Interestingly, when comparing the tolerant and sensitive genotypes under salt stress (D-VS-B and H-VS-F), the DEG numbers were surprisingly low (656 and 826, respectively), which implies that R063’s advantage may not arise from an amplified inducible response, but rather from pre-configured gene expression or post-transcriptional regulation. This observation supports the notion of a ‘primed’ or ‘readiness’ state in salt-tolerant seeds, a concept previously reported in priming studies (Johnson and Puthur, 2021).
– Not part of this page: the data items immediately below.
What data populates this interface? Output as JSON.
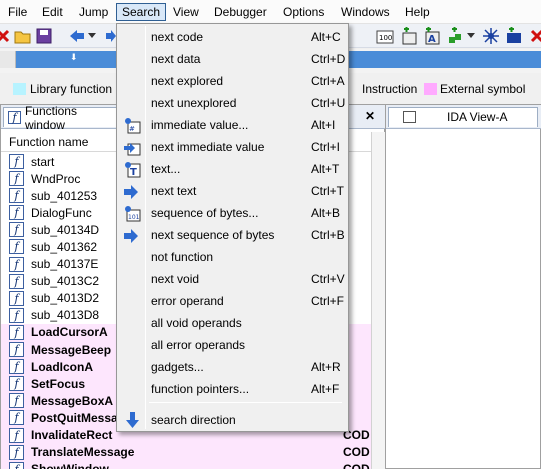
{
  "menubar": {
    "items": [
      "File",
      "Edit",
      "Jump",
      "Search",
      "View",
      "Debugger",
      "Options",
      "Windows",
      "Help"
    ],
    "active": "Search"
  },
  "legend": {
    "items": [
      {
        "label": "Library function",
        "color": "#b7f3ff"
      },
      {
        "label": "Instruction",
        "color": ""
      },
      {
        "label": "External symbol",
        "color": "#ffaaff"
      }
    ]
  },
  "functions_window": {
    "tab_title": "Functions window",
    "column_header": "Function name",
    "rows": [
      {
        "name": "start",
        "library": false,
        "segment": ""
      },
      {
        "name": "WndProc",
        "library": false,
        "segment": ""
      },
      {
        "name": "sub_401253",
        "library": false,
        "segment": ""
      },
      {
        "name": "DialogFunc",
        "library": false,
        "segment": ""
      },
      {
        "name": "sub_40134D",
        "library": false,
        "segment": ""
      },
      {
        "name": "sub_401362",
        "library": false,
        "segment": ""
      },
      {
        "name": "sub_40137E",
        "library": false,
        "segment": ""
      },
      {
        "name": "sub_4013C2",
        "library": false,
        "segment": ""
      },
      {
        "name": "sub_4013D2",
        "library": false,
        "segment": ""
      },
      {
        "name": "sub_4013D8",
        "library": false,
        "segment": ""
      },
      {
        "name": "LoadCursorA",
        "library": true,
        "segment": ""
      },
      {
        "name": "MessageBeep",
        "library": true,
        "segment": ""
      },
      {
        "name": "LoadIconA",
        "library": true,
        "segment": ""
      },
      {
        "name": "SetFocus",
        "library": true,
        "segment": ""
      },
      {
        "name": "MessageBoxA",
        "library": true,
        "segment": ""
      },
      {
        "name": "PostQuitMessag",
        "library": true,
        "segment": ""
      },
      {
        "name": "InvalidateRect",
        "library": true,
        "segment": "COD"
      },
      {
        "name": "TranslateMessage",
        "library": true,
        "segment": "COD"
      },
      {
        "name": "ShowWindow",
        "library": true,
        "segment": "COD"
      }
    ]
  },
  "ida_view": {
    "tab_title": "IDA View-A"
  },
  "search_menu": {
    "items": [
      {
        "label": "next code",
        "shortcut": "Alt+C",
        "icon": ""
      },
      {
        "label": "next data",
        "shortcut": "Ctrl+D",
        "icon": ""
      },
      {
        "label": "next explored",
        "shortcut": "Ctrl+A",
        "icon": ""
      },
      {
        "label": "next unexplored",
        "shortcut": "Ctrl+U",
        "icon": ""
      },
      {
        "label": "immediate value...",
        "shortcut": "Alt+I",
        "icon": "immediate-value-icon"
      },
      {
        "label": "next immediate value",
        "shortcut": "Ctrl+I",
        "icon": "next-immediate-value-icon"
      },
      {
        "label": "text...",
        "shortcut": "Alt+T",
        "icon": "text-search-icon"
      },
      {
        "label": "next text",
        "shortcut": "Ctrl+T",
        "icon": "next-text-icon"
      },
      {
        "label": "sequence of bytes...",
        "shortcut": "Alt+B",
        "icon": "byte-sequence-icon"
      },
      {
        "label": "next sequence of bytes",
        "shortcut": "Ctrl+B",
        "icon": "next-byte-sequence-icon"
      },
      {
        "label": "not function",
        "shortcut": "",
        "icon": ""
      },
      {
        "label": "next void",
        "shortcut": "Ctrl+V",
        "icon": ""
      },
      {
        "label": "error operand",
        "shortcut": "Ctrl+F",
        "icon": ""
      },
      {
        "label": "all void operands",
        "shortcut": "",
        "icon": ""
      },
      {
        "label": "all error operands",
        "shortcut": "",
        "icon": ""
      },
      {
        "label": "gadgets...",
        "shortcut": "Alt+R",
        "icon": ""
      },
      {
        "label": "function pointers...",
        "shortcut": "Alt+F",
        "icon": ""
      },
      {
        "label": "search direction",
        "shortcut": "",
        "icon": "search-direction-arrow-icon"
      }
    ]
  },
  "colors": {
    "library_row": "#fde6fd",
    "menu_bg": "#f0f0f0",
    "nav_band": "#4a8cd8"
  }
}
The physiological responses of the salt-tolerant genotype R063 under stress conditions were consistent with its transcriptomic profile. Compared to the sensitive variety, R063 showed significantly elevated levels of SOD and POD activities, while malondialdehyde MDA content was markedly lower. These results suggest that R063 is better equipped to neutralize reactive ROS and minimize lipid peroxidation in cell membranes—key mechanisms for surviving salinity stress. Interestingly, the physiological data align with the transcriptomic findings. For instance, GO terms such as “oxidoreductase activity” and “defense response” were enriched among DEGs, directly linking to antioxidant functions.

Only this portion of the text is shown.